I was handed a loaner guitar and the issues went away.

This morning, I plugged my #1 into my amp at home and it sounded just like I'd expect.

I honestly have only the slightest idea as to what went on. I've had problems at that venue before, and the problems I've had with buzz there, I've had nowhere else. Then again, I'm normally either into the DI at church or my amp at home (or elsewhere).

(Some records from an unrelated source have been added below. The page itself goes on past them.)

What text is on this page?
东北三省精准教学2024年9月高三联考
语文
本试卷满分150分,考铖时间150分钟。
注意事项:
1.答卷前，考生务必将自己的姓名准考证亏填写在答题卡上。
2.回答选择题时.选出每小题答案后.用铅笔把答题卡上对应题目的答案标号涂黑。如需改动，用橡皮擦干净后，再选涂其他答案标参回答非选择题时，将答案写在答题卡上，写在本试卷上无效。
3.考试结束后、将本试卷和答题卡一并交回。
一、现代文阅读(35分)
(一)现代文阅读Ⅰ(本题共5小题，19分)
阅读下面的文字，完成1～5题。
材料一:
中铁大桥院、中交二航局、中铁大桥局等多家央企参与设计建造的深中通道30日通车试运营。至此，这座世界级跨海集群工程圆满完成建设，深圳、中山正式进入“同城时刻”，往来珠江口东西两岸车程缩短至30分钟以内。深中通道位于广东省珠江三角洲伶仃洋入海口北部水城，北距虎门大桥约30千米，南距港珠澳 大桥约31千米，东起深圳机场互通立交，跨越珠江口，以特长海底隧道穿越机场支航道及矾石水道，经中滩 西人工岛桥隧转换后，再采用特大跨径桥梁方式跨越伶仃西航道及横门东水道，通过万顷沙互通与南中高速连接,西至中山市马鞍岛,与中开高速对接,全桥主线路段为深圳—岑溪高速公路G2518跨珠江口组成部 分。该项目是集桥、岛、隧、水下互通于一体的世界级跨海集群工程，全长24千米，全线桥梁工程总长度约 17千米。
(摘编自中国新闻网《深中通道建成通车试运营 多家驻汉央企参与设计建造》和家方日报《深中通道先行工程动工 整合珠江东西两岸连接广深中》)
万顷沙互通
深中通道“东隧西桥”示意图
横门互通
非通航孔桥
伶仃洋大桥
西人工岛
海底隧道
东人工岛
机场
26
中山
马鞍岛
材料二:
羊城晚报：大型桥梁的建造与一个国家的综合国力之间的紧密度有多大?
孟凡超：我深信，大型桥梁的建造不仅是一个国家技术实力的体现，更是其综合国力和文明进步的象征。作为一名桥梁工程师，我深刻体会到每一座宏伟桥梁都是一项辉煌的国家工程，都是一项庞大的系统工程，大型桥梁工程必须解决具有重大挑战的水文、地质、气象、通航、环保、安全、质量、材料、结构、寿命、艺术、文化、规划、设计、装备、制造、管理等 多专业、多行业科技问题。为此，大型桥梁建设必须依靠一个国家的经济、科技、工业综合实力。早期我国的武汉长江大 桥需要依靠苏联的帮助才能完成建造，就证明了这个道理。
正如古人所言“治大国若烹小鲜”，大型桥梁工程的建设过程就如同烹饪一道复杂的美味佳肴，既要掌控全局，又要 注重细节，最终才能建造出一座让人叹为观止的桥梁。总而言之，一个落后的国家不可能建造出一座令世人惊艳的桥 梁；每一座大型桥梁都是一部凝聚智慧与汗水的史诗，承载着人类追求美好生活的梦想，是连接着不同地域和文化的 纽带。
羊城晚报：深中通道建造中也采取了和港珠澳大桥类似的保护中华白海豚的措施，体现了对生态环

My thoughts about the fix include:
  • taking the #1 to the shop and see if my rewiring is problematic
  • moving up to the next level for patch cables
  • going from a 1Spot to a Voodoo Labs Pedal Power or the like
  • finding a means to have a special ground for my gear
I'm in a confused state on the issue, and will have to plug things in and try things out to try to solve things. Any comments or suggestions?

4 comments:

Jack said...

Hey Dave, I don't know what you are using for an amp but, I've experienced some strange stuff using tube amps in rooms that are susceptible to voltage spikes and, even more so, voltage drops...situations where I go through every cable and pedal then, have no problem in the next place.

bassedout said...

If the problems went away by changing guitars that seems to answer the question of where the noise is coming from. I'd start by checking all the ground connections in the guitar. Sometimes the output jack gets worn or "sprung" with age and doesn't make good contact with the tip on the cable. Look for bad solder joints and make sure the strings / bridge are properly grounded.

Dave Jacob said...

Good call, bass. I'm sure it's a cumulative effect -- it sounds fine when I plug it in to my amp, so the venue is part of the issue -- but I am planning on taking it to a trusted local repair shop soon.

Dave Jacob said...

Jack, I'm fairly sure that the venue is all analog from the DI to the speakers, but I could be wrong.